Выбрать главу

— Кого я вижу? Павел Васильевич!

— Поистине мир тесен, Яков Иванович!

— Ох, и не говорите! Сколько лет, сколько зим!

— Поди, по десять будет, Яков Иванович, тех и других, а может, и больше.

— Да, да, не меньше. — Штихин снял шляпу, покачал изрядно поседевшей головой.

— Что ж мы в дверях стоим? — спохватился Решетов и хлебосольно добавил: — Проходите.

Штихин сделал несколько шагов навстречу майору.

— Между прочим, Яков Иванович, не понял вашего юмора. Объясните. Пришли к Халюзиной, а спрашиваете бог знает кого.

— Вы правы, я действительно не знаю никакого Григория Семеновича. Но не думайте, что я хотел вас надуть.

— А как считать иначе?

— Я все объясню, — с готовностью воскликнул Штихин. — Тут вот какое дело. Перед моим освобождением в колонию попал Квасов Колька. Вы его знаете. Ну, вот от него я узнал, что Симка моя замуж вышла. Нашла какого-то залетного приятеля. Обиделся я на нее. На волю вышел, к ней даже не пошел. — Штихин нахмурился, переживая случившееся. — А тут решил заглянуть. Сердце-то гложет. Решил хоть глазком посмотреть, как она живет.

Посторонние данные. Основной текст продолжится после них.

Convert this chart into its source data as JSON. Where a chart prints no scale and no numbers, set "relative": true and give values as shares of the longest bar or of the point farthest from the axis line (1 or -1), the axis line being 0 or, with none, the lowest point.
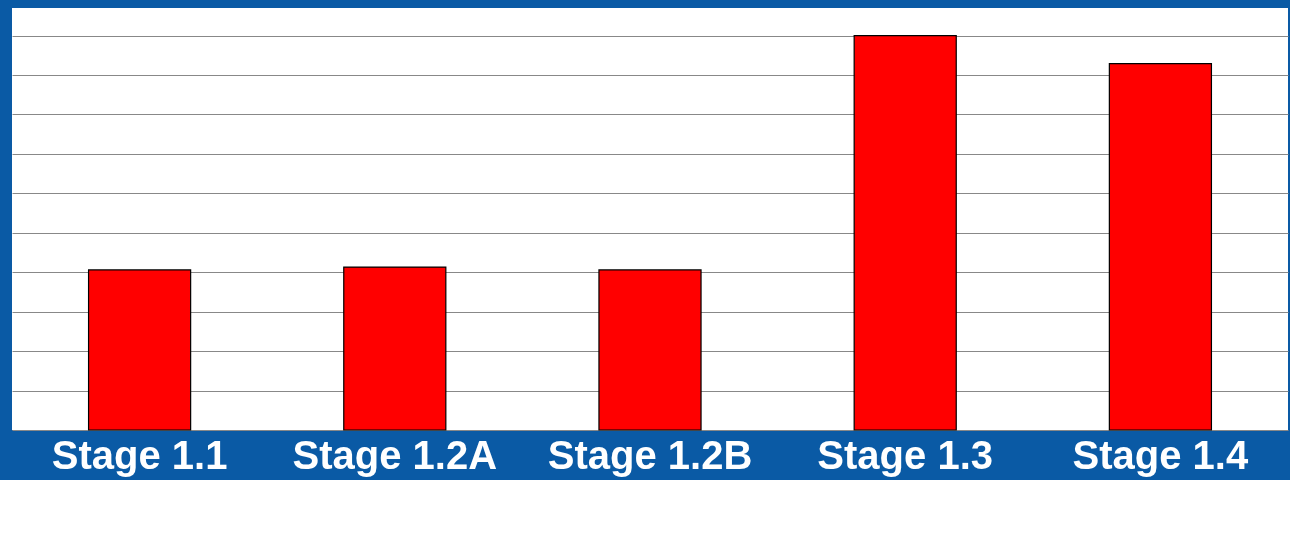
{
  "chart_data": {
    "type": "bar",
    "relative": true,
    "categories": [
      "Stage 1.1",
      "Stage 1.2A",
      "Stage 1.2B",
      "Stage 1.3",
      "Stage 1.4"
    ],
    "values": [
      0.406,
      0.413,
      0.406,
      1,
      0.929
    ],
    "color": "#ff0000",
    "grid": "y"
  }
}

— Вы хотите сказать, что навестили Серафиму Андреевну первый раз за много лет?

— Именно, дорогой Павел Васильевич. — Штихин рассказывал громко, рассчитывая, что Халюзина услышит и, конечно, подтвердит его рассказ. — Звоню. Открывает незнакомый мужик. Меня как пыльным мешком из-за угла — не соврал Колька. Откуда мне было знать, что он, — Штихин кивнул в сторону Лаптева, — ваш сотрудник, а не Симкин муж. На лбу у него не написано. Вот я и придумал Григория Семеновича. Пусть, думаю, Симка будет счастлива. А вы, Павел Васильевич, если не секрет, что здесь у нее делаете? Или попалась? Не поверите, сколько я ей говорил, направлял на путь истинный.

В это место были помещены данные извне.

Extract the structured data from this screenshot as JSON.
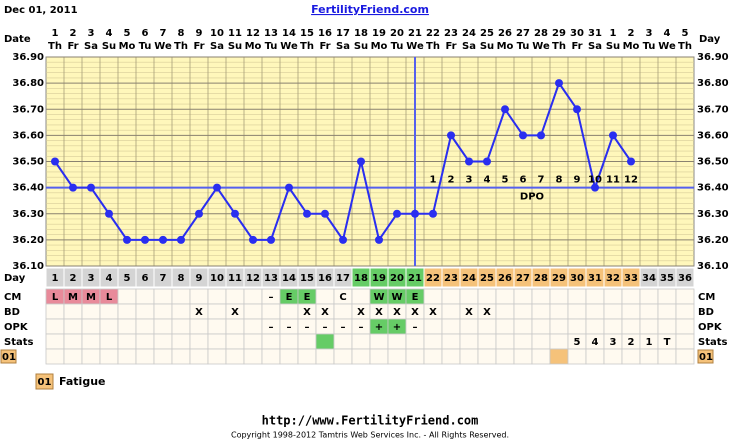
{
  "header": {
    "date": "Dec 01, 2011",
    "site": "FertilityFriend.com"
  },
  "chart_data": {
    "type": "line",
    "x_label": "Date",
    "day_label": "Day",
    "color": "#2a2ef0",
    "grid": true,
    "dates": [
      1,
      2,
      3,
      4,
      5,
      6,
      7,
      8,
      9,
      10,
      11,
      12,
      13,
      14,
      15,
      16,
      17,
      18,
      19,
      20,
      21,
      22,
      23,
      24,
      25,
      26,
      27,
      28,
      29,
      30,
      31,
      1,
      2,
      3,
      4,
      5
    ],
    "weekdays": [
      "Th",
      "Fr",
      "Sa",
      "Su",
      "Mo",
      "Tu",
      "We",
      "Th",
      "Fr",
      "Sa",
      "Su",
      "Mo",
      "Tu",
      "We",
      "Th",
      "Fr",
      "Sa",
      "Su",
      "Mo",
      "Tu",
      "We",
      "Th",
      "Fr",
      "Sa",
      "Su",
      "Mo",
      "Tu",
      "We",
      "Th",
      "Fr",
      "Sa",
      "Su",
      "Mo",
      "Tu",
      "We",
      "Th"
    ],
    "days": [
      1,
      2,
      3,
      4,
      5,
      6,
      7,
      8,
      9,
      10,
      11,
      12,
      13,
      14,
      15,
      16,
      17,
      18,
      19,
      20,
      21,
      22,
      23,
      24,
      25,
      26,
      27,
      28,
      29,
      30,
      31,
      32,
      33,
      34,
      35,
      36
    ],
    "day_colors": [
      "#d4d4d4",
      "#d4d4d4",
      "#d4d4d4",
      "#d4d4d4",
      "#d4d4d4",
      "#d4d4d4",
      "#d4d4d4",
      "#d4d4d4",
      "#d4d4d4",
      "#d4d4d4",
      "#d4d4d4",
      "#d4d4d4",
      "#d4d4d4",
      "#d4d4d4",
      "#d4d4d4",
      "#d4d4d4",
      "#d4d4d4",
      "#66cc66",
      "#66cc66",
      "#66cc66",
      "#66cc66",
      "#f5c27a",
      "#f5c27a",
      "#f5c27a",
      "#f5c27a",
      "#f5c27a",
      "#f5c27a",
      "#f5c27a",
      "#f5c27a",
      "#f5c27a",
      "#f5c27a",
      "#f5c27a",
      "#f5c27a",
      "#d4d4d4",
      "#d4d4d4",
      "#d4d4d4"
    ],
    "values": [
      36.5,
      36.4,
      36.4,
      36.3,
      36.2,
      36.2,
      36.2,
      36.2,
      36.3,
      36.4,
      36.3,
      36.2,
      36.2,
      36.4,
      36.3,
      36.3,
      36.2,
      36.5,
      36.2,
      36.3,
      36.3,
      36.3,
      36.6,
      36.5,
      36.5,
      36.7,
      36.6,
      36.6,
      36.8,
      36.7,
      36.4,
      36.6,
      36.5,
      null,
      null,
      null
    ],
    "ylim": [
      36.1,
      36.9
    ],
    "yticks": [
      {
        "value": 36.1,
        "label": "36.10"
      },
      {
        "value": 36.2,
        "label": "36.20"
      },
      {
        "value": 36.3,
        "label": "36.30"
      },
      {
        "value": 36.4,
        "label": "36.40"
      },
      {
        "value": 36.5,
        "label": "36.50"
      },
      {
        "value": 36.6,
        "label": "36.60"
      },
      {
        "value": 36.7,
        "label": "36.70"
      },
      {
        "value": 36.8,
        "label": "36.80"
      },
      {
        "value": 36.9,
        "label": "36.90"
      }
    ],
    "coverline": 36.4,
    "ovulation_day": 21,
    "dpo": {
      "label": "DPO",
      "values": [
        1,
        2,
        3,
        4,
        5,
        6,
        7,
        8,
        9,
        10,
        11,
        12
      ]
    }
  },
  "rows": [
    {
      "label": "CM",
      "cells": [
        "L",
        "M",
        "M",
        "L",
        null,
        null,
        null,
        null,
        null,
        null,
        null,
        null,
        "–",
        "E",
        "E",
        null,
        "C",
        null,
        "W",
        "W",
        "E",
        null,
        null,
        null,
        null,
        null,
        null,
        null,
        null,
        null,
        null,
        null,
        null,
        null,
        null,
        null
      ],
      "colors": [
        "#e88a9a",
        "#e88a9a",
        "#e88a9a",
        "#e88a9a",
        null,
        null,
        null,
        null,
        null,
        null,
        null,
        null,
        null,
        "#66cc66",
        "#66cc66",
        null,
        null,
        null,
        "#66cc66",
        "#66cc66",
        "#66cc66",
        null,
        null,
        null,
        null,
        null,
        null,
        null,
        null,
        null,
        null,
        null,
        null,
        null,
        null,
        null
      ]
    },
    {
      "label": "BD",
      "cells": [
        null,
        null,
        null,
        null,
        null,
        null,
        null,
        null,
        "X",
        null,
        "X",
        null,
        null,
        null,
        "X",
        "X",
        null,
        "X",
        "X",
        "X",
        "X",
        "X",
        null,
        "X",
        "X",
        null,
        null,
        null,
        null,
        null,
        null,
        null,
        null,
        null,
        null,
        null
      ]
    },
    {
      "label": "OPK",
      "cells": [
        null,
        null,
        null,
        null,
        null,
        null,
        null,
        null,
        null,
        null,
        null,
        null,
        "–",
        "–",
        "–",
        "–",
        "–",
        "–",
        "+",
        "+",
        "–",
        null,
        null,
        null,
        null,
        null,
        null,
        null,
        null,
        null,
        null,
        null,
        null,
        null,
        null,
        null
      ],
      "colors": [
        null,
        null,
        null,
        null,
        null,
        null,
        null,
        null,
        null,
        null,
        null,
        null,
        null,
        null,
        null,
        null,
        null,
        null,
        "#66cc66",
        "#66cc66",
        null,
        null,
        null,
        null,
        null,
        null,
        null,
        null,
        null,
        null,
        null,
        null,
        null,
        null,
        null,
        null
      ]
    },
    {
      "label": "Stats",
      "cells": [
        null,
        null,
        null,
        null,
        null,
        null,
        null,
        null,
        null,
        null,
        null,
        null,
        null,
        null,
        null,
        null,
        null,
        null,
        null,
        null,
        null,
        null,
        null,
        null,
        null,
        null,
        null,
        null,
        null,
        5,
        4,
        3,
        2,
        1,
        "T",
        null
      ],
      "colors": [
        null,
        null,
        null,
        null,
        null,
        null,
        null,
        null,
        null,
        null,
        null,
        null,
        null,
        null,
        null,
        "#66cc66",
        null,
        null,
        null,
        null,
        null,
        null,
        null,
        null,
        null,
        null,
        null,
        null,
        null,
        null,
        null,
        null,
        null,
        null,
        null,
        null
      ]
    },
    {
      "label": "01",
      "label_color": "#f5c27a",
      "cells": [
        null,
        null,
        null,
        null,
        null,
        null,
        null,
        null,
        null,
        null,
        null,
        null,
        null,
        null,
        null,
        null,
        null,
        null,
        null,
        null,
        null,
        null,
        null,
        null,
        null,
        null,
        null,
        null,
        null,
        null,
        null,
        null,
        null,
        null,
        null,
        null
      ],
      "colors": [
        null,
        null,
        null,
        null,
        null,
        null,
        null,
        null,
        null,
        null,
        null,
        null,
        null,
        null,
        null,
        null,
        null,
        null,
        null,
        null,
        null,
        null,
        null,
        null,
        null,
        null,
        null,
        null,
        "#f5c27a",
        null,
        null,
        null,
        null,
        null,
        null,
        null
      ]
    }
  ],
  "legend": {
    "code": "01",
    "text": "Fatigue",
    "color": "#f5c27a"
  },
  "footer": {
    "url": "http://www.FertilityFriend.com",
    "copyright": "Copyright 1998-2012 Tamtris Web Services Inc. - All Rights Reserved."
  }
}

Решетов ничего не ответил словоохотливому гостю. Не желая, чтобы встреча Штихина и Халюзиной произошла раньше, чем нужно, майор прошел с ним в маленькую изолированную комнату.

— Побудем пока здесь. — Инспектор усадил ювелира на небольшой диванчик, а сам устроился на стуле перед ним.

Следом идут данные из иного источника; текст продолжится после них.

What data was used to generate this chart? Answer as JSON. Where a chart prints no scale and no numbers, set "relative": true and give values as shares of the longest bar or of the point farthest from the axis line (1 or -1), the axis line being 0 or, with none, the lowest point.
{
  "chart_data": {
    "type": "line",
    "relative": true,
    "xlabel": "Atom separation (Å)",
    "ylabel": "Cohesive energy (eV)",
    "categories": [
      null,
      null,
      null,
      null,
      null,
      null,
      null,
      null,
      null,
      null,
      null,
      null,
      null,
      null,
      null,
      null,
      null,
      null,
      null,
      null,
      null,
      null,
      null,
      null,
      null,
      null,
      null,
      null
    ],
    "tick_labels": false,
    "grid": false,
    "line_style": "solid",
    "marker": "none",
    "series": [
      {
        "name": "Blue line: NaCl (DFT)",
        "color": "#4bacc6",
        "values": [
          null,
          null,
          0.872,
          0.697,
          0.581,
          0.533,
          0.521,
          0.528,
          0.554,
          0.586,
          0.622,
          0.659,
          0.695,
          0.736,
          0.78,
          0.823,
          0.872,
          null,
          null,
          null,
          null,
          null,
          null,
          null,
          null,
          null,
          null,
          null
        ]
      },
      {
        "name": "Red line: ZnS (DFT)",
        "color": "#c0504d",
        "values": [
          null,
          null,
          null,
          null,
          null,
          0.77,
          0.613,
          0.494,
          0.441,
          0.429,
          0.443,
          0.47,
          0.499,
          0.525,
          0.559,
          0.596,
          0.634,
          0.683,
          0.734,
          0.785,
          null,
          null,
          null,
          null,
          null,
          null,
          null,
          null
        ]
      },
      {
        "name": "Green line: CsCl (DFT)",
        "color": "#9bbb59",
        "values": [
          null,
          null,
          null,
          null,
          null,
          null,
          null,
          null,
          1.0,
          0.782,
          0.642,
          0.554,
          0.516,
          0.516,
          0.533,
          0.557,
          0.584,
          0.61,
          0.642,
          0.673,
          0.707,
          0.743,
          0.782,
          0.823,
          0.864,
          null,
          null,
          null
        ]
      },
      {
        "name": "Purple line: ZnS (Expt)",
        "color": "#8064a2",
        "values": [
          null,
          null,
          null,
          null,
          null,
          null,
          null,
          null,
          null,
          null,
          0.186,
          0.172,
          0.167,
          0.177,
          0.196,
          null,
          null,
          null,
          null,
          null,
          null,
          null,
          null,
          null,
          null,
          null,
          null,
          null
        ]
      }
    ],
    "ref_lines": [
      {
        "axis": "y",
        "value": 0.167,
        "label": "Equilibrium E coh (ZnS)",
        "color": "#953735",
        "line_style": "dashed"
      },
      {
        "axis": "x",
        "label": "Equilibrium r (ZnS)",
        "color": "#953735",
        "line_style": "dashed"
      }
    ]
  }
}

— Где трудитесь-то, Яков Иванович?

— Пока не работаю. Я ведь мастер-ювелир высокой квалификации, да биография подкачала. Доверяют булыжники гранить, а я не хочу. Вот и мыкаюсь без дела.

— Ну, а с прошлым как?

— Покончено, Павел Васильевич. Покончено решительно и бесповоротно. К старому возврата не будет. К тому же и возраст. Пора бы образумиться. У меня ж, старого дурака, ни кола, ни двора.

От жалости к самому себе Штихин расчувствовался, глаза повлажнели. Он громко хлюпнул покрасневшим носом и стал доставать из пиджака носовой платок. Но сделал это так неловко, что от Решетова не ускользнула его попытка запихнуть под подушку дивана извлеченный вместе с платком черный бумажник.

— Решили на всякий случай избавиться?

— О чем вы? — взвизгнул Штихин.

— Я о бумажнике. Отодвиньтесь о сторону. Перегонов, пригласите понятых!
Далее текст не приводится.